Among other alarming accusations, the suit accuses jailers of using “Exposure to mosquitoes, sun, and other harsh elements [as a] form of punishment and retaliation, with restrained individuals placed outside for hours at a time to be bitten and sun burned.”
An anonymous plaintiff in the suit, M.A., “entered the facility able to walk, but he is now in a wheelchair,” the suit alleged. Like others, according to the complaint, he has gone weeks without appearing in ICE’s detainee locator.
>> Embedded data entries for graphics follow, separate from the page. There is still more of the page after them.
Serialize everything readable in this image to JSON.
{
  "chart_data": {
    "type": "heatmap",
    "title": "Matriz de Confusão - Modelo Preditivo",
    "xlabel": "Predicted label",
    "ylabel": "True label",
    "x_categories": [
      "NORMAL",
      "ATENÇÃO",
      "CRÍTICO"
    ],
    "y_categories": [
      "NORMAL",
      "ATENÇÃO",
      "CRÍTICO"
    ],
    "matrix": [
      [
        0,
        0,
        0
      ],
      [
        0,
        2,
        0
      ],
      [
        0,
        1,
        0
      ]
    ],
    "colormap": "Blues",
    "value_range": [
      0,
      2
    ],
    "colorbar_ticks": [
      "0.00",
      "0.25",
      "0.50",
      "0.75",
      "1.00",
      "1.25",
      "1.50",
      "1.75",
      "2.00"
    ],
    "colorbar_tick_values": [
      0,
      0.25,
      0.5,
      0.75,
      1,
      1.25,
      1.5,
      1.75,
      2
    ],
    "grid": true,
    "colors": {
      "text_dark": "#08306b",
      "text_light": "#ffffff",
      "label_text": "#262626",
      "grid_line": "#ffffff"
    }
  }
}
Florida officials didn’t respond to HuffPost’s request for comment about the suit.
For critics of the state’s immigration enforcement gambit, the secrecy around Alligator Alcatraz is a danger unto itself.
Anna V. Eskamani, a Democrat in the Florida House of Representatives and a candidate for Orlando mayor, told HuffPost last month that she had reviewed emails from a family member of an Alligator Alcatraz detainee. The communications look like “ping-pong, back and forth” with various contractors and authorities telling the family member different things about getting in touch with her husband, Eskamani said.
“This facility has no involvement with immigration courts or their proceedings,” an unnamed contractor emailing on behalf of Alligator Alcatraz told the family member in July, before Krome became the designated immigration court for Alligator Alcatraz detainees. When the woman protested that she’d gotten the email address from someone at the facility, the email address responded: “This email is for information that the facility possesses. The information you request, we do not possess.”
That sort of bureaucratic morass, and the indefinite detention it threatens, “is on purpose, because every day, they’re asking people to self-deport,” Eskamani said. “They create this environment that’s incredibly hostile, with the goal of basically pressuring you, psychologically getting to you, to the point where you just quit.”
“If you ask the Florida Department of Emergency Management, or ICE, everything’s going well, there’s no COVID, there’s no hospitalizations, the ambulances are just a hallucination,” Thomas Kennedy, an activist who has worked as a consultant with the Florida Immigrant Coalition, told HuffPost last month. CBS News and the Naples Daily News have reported on several alarming 911 calls from the facility, which the outlets obtained through public records requests.
“It’s really important, and really scary, what’s happening at Alligator Alcatraz,” Kennedy added, calling the facility “basically an extrajudicial black site.”
“Any effort to duplicate how Florida has operated is dangerous,” Eskamani said. “Dangerous to due process, dangerous to the Constitution, dangerous to our values as Americans. And it should be pushed back against in every way by local, state and federal officials, in whatever capacity that you have, because this is not appropriate, and the history books are going to look back at this moment as incredibly dark, as a stain on our country’s history.”
CORRECTION: A previous version of this article misidentified Nebraska state Sen. Megan Hunt’s party affiliation. She is an independent.